Le baromètre 2019
MRNews-Callson
< Retour au dossier

DOSSIER : Consommateurs : une impossible fidélité ?

Du bon mariage de l’écoute et de la technique

Antoine Moreau

 

Directeur Ipsos Loyalty France

 

On évoque régulièrement une difficulté croissante pour les entreprises à fidéliser les consommateurs. Mythe ou réalité ?

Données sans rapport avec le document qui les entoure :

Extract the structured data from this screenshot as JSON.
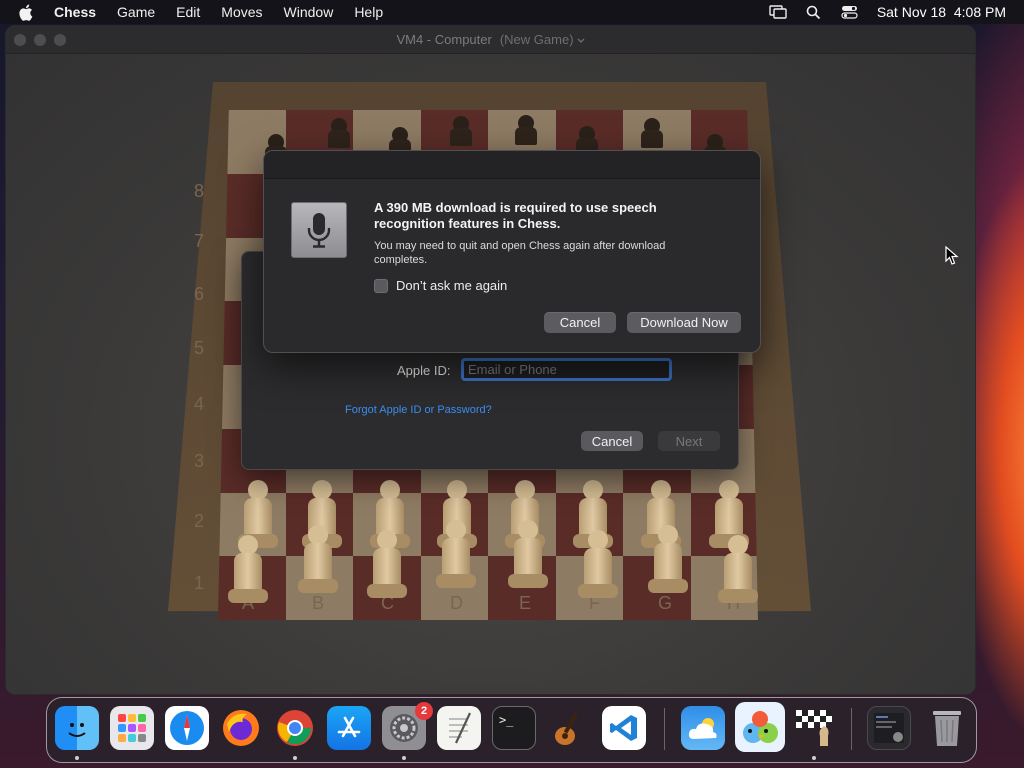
{
  "menubar": {
    "app_name": "Chess",
    "items": [
      "Game",
      "Edit",
      "Moves",
      "Window",
      "Help"
    ],
    "clock": "Sat Nov 18  4:08 PM"
  },
  "window": {
    "title": "VM4 - Computer",
    "subtitle": "(New Game)"
  },
  "board": {
    "ranks": [
      "8",
      "7",
      "6",
      "5",
      "4",
      "3",
      "2",
      "1"
    ],
    "files": [
      "A",
      "B",
      "C",
      "D",
      "E",
      "F",
      "G",
      "H"
    ]
  },
  "speech_dialog": {
    "title": "A 390 MB download is required to use speech recognition features in Chess.",
    "body": "You may need to quit and open Chess again after download completes.",
    "checkbox_label": "Don’t ask me again",
    "checkbox_checked": false,
    "cancel_label": "Cancel",
    "download_label": "Download Now",
    "icon": "microphone-icon"
  },
  "apple_id_dialog": {
    "label": "Apple ID:",
    "placeholder": "Email or Phone",
    "value": "",
    "forgot_link": "Forgot Apple ID or Password?",
    "cancel_label": "Cancel",
    "next_label": "Next"
  },
  "dock": {
    "items": [
      {
        "name": "Finder",
        "icon": "finder-icon"
      },
      {
        "name": "Launchpad",
        "icon": "launchpad-icon"
      },
      {
        "name": "Safari",
        "icon": "safari-icon"
      },
      {
        "name": "Firefox",
        "icon": "firefox-icon"
      },
      {
        "name": "Chrome",
        "icon": "chrome-icon"
      },
      {
        "name": "App Store",
        "icon": "app-store-icon"
      },
      {
        "name": "System Settings",
        "icon": "settings-icon",
        "badge": "2"
      },
      {
        "name": "TextEdit",
        "icon": "textedit-icon"
      },
      {
        "name": "Terminal",
        "icon": "terminal-icon"
      },
      {
        "name": "GarageBand",
        "icon": "garageband-icon"
      },
      {
        "name": "Visual Studio Code",
        "icon": "vscode-icon"
      },
      {
        "name": "Weather",
        "icon": "weather-icon"
      },
      {
        "name": "Game",
        "icon": "game-birds-icon"
      },
      {
        "name": "Chess",
        "icon": "chess-icon"
      },
      {
        "name": "Downloads",
        "icon": "downloads-stack-icon"
      },
      {
        "name": "Trash",
        "icon": "trash-icon"
      }
    ]
  },
  "colors": {
    "accent_blue": "#3b72c4",
    "link_blue": "#3b8ef0",
    "badge_red": "#e5393b"
  }
}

Il est difficile de répondre à un niveau assez global. Les études que nous réalisons à intervalle régulier et dans tous nos pays mettent en évidence des tendances différenciées selon les secteurs.  Depuis 5 à 6 ans, on observe plutôt une progression de la fidélité dans le secteur bancaire par exemple ; à l’inverse, la fidélité décroit dans l’univers de la téléphonie mobile, tous pays confondus. Au global, oui, la fidélité semble plutôt fléchir.

 

Précisément, le consommateur devient-il par nature moins fidèle ? Est-ce qu’il a changé ?

Je crois assez profondément que le consommateur n’a pas changé, contrairement à ce qui est souvent dit. Je crois que si l’homme de Neandertal était exposé aux linéaires de l’offre actuelle, il serait très infidèle. C’est l’offre qui a changé, et pas tant le consommateur. Cette offre est de plus en plus diversifiée, de plus en plus susceptible de s’adapter finement aux consommateurs, et ceux-ci ont la possibilité de se renseigner sur un nombre considérable de produits avec très peu d’argent et de temps. En d’autres termes, il n’est pas foncièrement moins loyal, mais il a plus de facilité à trouver chaussure à son pied.


On parle quand même d’une défiance croissante vis à vis des marques…

Je crois au fond que ce n’est pas si évident que cela, et qu’il y a beaucoup de paradoxes. Prenons le secteur bancaire. L’image du secteur et des banques en général s’est fortement dégradée ; en revanche la fidélité des clients vis à vis de leur banque s’est plutôt solidifiée.

La fidélité, au fond, c’est une profitabilité mutuelle. La question est de savoir ce que je retire d’une relation sur le long terme. La fidélité ne consiste pas à dire « je t’aime, je t’aime, je t’aime,.. . » ; elle consiste à passer par dessus les petits inconvénients du quotidien parce que la relation de long terme a une importance et véhicule un profit. Dit autrement, on peut poursuivre la relation malgré les défauts, les imperfections. L’exemple des banques est édifiant. Avec la crise, tout le monde a eu peur, mais il y a un historique, un lien tissé depuis de longues années qui rassure le client et le rend fidèle : au moins, il sait ce qu’il a. Mais soyons clair, il y a moins d’innovation dans la banque que dans bien d’autres secteurs. Ce qui incite moins le consommateur à changer : qu’y gagnerait-il ? C’est une des grandes différences avec l’univers de la téléphonie mobile, qui se caractérise par une frénésie d’innovation, et peu de fidélité…


Concernant les banques, est-ce qu’il n’y a pas aussi un extraordinaire fossé entre l’image de l’institution, et la banque que voit le consommateur au travers de son conseiller ?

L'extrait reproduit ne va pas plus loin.